After some initial 'kitchen sinking' after his appointment in the spring, the second instalment of Rowe's strategy involves the closing of 60 Clothing & Home stores in UK and shift over to more food-focused stores, plus the withdrawal of owned stores from 10 loss-making overseas markets, at a cost at least £0.5bn over five years.

Moreover, a £206m charge, mostly relating payments relating to the closure of its defined benefit pensions scheme and an initial £26m towards the restructuring plans, meant the FTSE 100 group's statutory profits before tax crashed 89% to £25m for the half-year to 1 October.

At the underlying level PBT was still down 18.6% to £231.3m as revenue fell 1% to £4.99bn, with lower Clothing & Home sales taking much of the blame.

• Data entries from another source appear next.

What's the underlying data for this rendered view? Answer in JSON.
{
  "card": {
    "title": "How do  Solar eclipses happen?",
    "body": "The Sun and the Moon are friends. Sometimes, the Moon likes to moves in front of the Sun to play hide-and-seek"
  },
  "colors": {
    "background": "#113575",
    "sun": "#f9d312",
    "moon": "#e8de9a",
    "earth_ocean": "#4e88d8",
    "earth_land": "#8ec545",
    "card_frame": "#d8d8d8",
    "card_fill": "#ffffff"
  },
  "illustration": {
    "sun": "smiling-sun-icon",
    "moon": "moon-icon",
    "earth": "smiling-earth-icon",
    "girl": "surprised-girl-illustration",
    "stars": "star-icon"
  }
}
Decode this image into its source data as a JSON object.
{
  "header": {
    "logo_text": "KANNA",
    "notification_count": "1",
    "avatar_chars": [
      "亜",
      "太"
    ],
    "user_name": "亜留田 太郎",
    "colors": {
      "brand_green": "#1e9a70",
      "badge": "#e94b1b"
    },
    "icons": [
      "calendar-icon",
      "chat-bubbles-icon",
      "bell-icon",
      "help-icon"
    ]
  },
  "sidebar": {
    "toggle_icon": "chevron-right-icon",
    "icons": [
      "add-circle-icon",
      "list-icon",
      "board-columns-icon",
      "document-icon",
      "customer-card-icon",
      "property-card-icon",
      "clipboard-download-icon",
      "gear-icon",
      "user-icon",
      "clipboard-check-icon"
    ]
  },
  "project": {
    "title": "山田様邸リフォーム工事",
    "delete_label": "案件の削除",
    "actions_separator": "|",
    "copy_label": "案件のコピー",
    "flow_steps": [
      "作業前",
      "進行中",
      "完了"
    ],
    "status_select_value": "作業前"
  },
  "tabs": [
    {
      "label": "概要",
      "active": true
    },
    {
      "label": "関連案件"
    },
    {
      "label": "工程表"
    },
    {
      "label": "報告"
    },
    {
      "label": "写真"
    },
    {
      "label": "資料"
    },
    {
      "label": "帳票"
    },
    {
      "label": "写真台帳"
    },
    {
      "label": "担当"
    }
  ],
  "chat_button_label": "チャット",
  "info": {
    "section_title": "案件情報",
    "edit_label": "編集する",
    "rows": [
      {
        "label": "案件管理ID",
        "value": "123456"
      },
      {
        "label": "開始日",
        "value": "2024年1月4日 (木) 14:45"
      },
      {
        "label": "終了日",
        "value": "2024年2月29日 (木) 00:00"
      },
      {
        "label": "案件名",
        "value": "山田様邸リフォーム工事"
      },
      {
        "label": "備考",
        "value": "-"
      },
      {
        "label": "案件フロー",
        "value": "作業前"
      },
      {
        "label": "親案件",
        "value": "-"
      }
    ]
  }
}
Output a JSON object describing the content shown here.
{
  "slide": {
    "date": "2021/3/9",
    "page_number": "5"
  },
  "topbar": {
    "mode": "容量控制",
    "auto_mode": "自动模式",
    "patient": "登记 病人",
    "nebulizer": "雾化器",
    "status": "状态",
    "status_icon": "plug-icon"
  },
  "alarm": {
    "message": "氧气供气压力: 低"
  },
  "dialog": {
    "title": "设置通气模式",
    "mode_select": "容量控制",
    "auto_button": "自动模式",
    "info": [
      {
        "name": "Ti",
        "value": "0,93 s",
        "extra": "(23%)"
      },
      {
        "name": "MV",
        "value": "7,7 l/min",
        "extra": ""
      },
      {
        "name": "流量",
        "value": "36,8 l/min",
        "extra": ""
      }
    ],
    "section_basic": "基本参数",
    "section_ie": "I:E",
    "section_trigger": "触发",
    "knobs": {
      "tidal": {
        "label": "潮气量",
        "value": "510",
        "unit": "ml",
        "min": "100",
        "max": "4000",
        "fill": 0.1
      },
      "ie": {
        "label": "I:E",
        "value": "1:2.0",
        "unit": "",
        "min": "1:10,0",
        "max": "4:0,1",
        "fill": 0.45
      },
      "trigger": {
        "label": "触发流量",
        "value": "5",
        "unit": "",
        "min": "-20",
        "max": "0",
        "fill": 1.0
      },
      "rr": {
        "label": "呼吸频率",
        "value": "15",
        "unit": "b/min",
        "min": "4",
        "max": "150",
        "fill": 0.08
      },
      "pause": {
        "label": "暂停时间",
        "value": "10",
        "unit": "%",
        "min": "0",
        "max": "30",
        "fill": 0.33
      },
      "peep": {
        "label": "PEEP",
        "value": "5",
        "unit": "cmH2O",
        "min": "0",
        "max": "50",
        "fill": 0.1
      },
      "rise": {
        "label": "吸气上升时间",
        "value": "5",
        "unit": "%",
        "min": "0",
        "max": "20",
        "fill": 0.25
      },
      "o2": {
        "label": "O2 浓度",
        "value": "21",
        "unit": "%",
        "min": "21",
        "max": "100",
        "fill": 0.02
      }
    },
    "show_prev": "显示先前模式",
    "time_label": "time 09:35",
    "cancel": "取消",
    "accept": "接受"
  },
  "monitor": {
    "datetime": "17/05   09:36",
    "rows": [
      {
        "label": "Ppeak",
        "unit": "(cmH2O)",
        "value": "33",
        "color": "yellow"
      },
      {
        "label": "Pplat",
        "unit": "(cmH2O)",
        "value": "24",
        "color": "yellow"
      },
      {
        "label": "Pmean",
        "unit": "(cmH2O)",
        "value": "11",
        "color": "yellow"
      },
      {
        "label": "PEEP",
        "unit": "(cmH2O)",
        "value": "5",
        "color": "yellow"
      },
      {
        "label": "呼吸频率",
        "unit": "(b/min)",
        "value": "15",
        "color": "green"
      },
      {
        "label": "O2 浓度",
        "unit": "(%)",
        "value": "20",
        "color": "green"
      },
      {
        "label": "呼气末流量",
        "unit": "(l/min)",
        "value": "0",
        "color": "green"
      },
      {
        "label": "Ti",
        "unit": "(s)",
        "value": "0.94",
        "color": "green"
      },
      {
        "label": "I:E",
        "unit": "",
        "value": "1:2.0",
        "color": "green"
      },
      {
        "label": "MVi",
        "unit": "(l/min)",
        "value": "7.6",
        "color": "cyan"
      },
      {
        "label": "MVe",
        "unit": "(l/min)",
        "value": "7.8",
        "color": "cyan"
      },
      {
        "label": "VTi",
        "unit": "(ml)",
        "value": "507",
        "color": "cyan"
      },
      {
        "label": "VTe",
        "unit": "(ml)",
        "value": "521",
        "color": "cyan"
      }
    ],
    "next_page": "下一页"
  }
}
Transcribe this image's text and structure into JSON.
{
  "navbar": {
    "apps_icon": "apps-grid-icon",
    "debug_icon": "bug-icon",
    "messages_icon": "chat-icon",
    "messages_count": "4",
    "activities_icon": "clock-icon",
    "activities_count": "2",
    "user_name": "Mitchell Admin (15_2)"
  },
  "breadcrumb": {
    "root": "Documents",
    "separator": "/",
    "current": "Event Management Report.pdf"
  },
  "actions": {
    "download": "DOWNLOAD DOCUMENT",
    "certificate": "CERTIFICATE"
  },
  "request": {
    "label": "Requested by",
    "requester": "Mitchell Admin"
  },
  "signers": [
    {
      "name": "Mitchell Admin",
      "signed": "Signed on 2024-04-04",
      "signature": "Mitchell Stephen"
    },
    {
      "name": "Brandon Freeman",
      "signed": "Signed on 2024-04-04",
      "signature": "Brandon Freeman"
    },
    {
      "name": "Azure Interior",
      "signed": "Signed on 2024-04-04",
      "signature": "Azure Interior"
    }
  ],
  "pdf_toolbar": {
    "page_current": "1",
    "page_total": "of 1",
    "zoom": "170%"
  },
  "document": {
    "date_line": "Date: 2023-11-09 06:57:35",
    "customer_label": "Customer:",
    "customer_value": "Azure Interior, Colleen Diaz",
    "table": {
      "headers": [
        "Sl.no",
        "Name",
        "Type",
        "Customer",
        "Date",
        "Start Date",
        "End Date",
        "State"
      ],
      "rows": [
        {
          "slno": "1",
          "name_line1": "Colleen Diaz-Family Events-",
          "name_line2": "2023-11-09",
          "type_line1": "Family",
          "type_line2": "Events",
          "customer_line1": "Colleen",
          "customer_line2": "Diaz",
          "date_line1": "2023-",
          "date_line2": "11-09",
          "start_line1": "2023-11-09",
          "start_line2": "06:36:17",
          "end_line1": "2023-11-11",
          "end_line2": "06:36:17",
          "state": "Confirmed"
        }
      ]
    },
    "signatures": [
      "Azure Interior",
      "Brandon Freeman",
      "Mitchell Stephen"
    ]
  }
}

Underlying basic earnings per share of 11.5p were down 18.4% on the equivalent period last year, and while the half-time dividend was held at 6.8p the expense of the restructuring will see no repeat of last year's £75m special dividend in the second half.

Rowe said the strategic review he began in May had led him to create a "simpler business" with a focus on recovering the general merchandise business and continuing to grow the food business, with over 200 new Simply Food stores planned by the end of 2018/19.

FTSE 250 engineering software provider Aveva swung to a profit in the first half of the year as revenue rose despite “continued tough trading conditions".

In the six months to the end of September, the group made a pre-tax profit of £5.5m compared to a £800,000 loss the year before, as revenue edged up 3% to £84.3m. Aveva pointed out that in 2015, reported profit was hit by the professional adviser costs associated with the aborted transaction with Schneider Electric.

As far as revenue is concerned, it said the weakening of the pound in the aftermath of the Brexit vote has had a favourable impact.

Aveva lifted its interim dividend by 117% to 13p per share following the board’s decision to re-weight the total dividend more heavily towards the interim dividend than in previous years.